Je dois avoir à peine deux ans lorsque j’entre dans ma première grotte. Elle est identifiée sous un numéro spéléologique, alors on l’appelle le Gouffre. Je me souviens de la fraîcheur du noir, la tête penchée au-dessus des abîmes où mon père s’enfonce. C’était vraiment curieux cette sensation de le voir disparaître dans l’obscurité d’une caverne alors que j’en sortais quelques mois auparavant. Je découvre sans doute cet été là, cette sensation lumineuse que l’œil perçoit dans les profondes obscurités.
Près de quarante ans plus tard, à la suite de longues recherches à propos d’une île oubliée du Pacifique, sous les cinquantièmes hurlants, je navigue près du Horn où je découvre les cendres Yaghans enfouies sous la terre, dernières ruines d’une société déchue. Les mondes invisibles sont ici et là, imbriqués entre le réel et l’imaginaire, le dessus et le dedans, entre ce qui est encore rêvé et ce qui reste à réaliser.
Les Mondes invisibles est un projet pluridisciplinaire dont l’aboutissement est la création d’un corpus d’œuvres plastiques protéiforme et la composition d’un récit original (texte de fiction). Mes recherches porteront sur les routes ancestrales empruntées par Sapiens, les mythes fondateurs et les représentations préhistoriques disséminées sur la planète, vestiges flamboyants d’une connaissance oubliée.
Pour réaliser ce projet, je compose une résidence itinérante qui se déroule de la Vallée de la Vézère jusqu’en Sicile en passant par Altamira en Espagne, ponctuée de différentes étapes comme à Pau, Hendaye, Niaux ou Marseille. Ce projet entremêlera des histoires de chercheurs et d’artistes de la nuit des temps à nos jours en explorant des interstices immémoriaux remplis de récits du Monde.

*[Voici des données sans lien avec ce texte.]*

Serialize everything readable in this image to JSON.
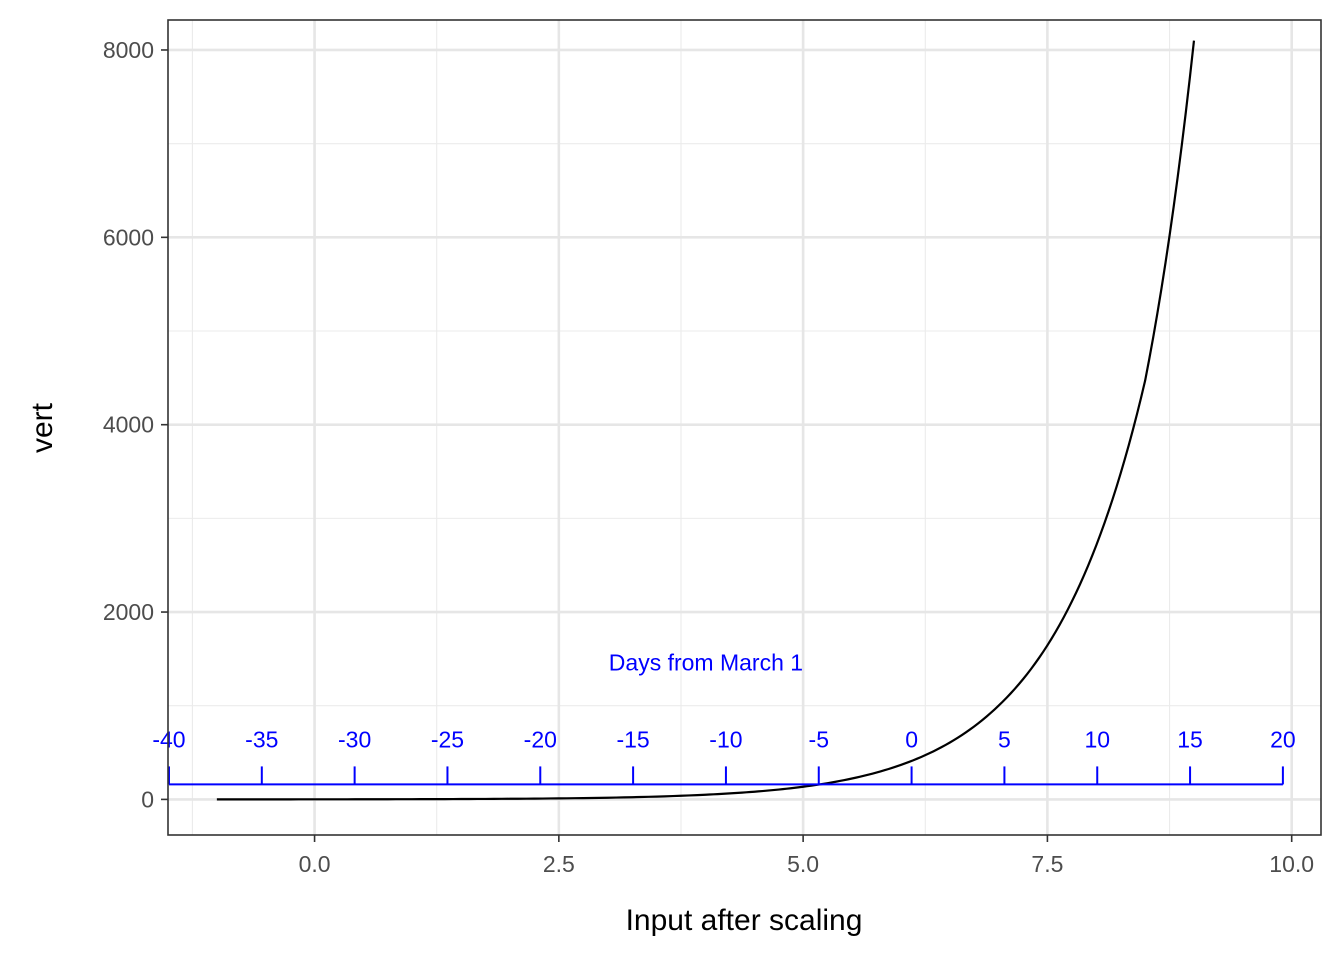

Les Mondes invisibles compte aujourd’hui une dizaine de partenaires dont le Musée national de Préhistoire, l’Agence Culturelle Dordogne-Périgord et Nekatoenea. Le projet est également lauréat de la bourse Créations, coopération et territoires, portée par le réseau Astre et financé par la Drac et la Région Nouvelle Aquitaine.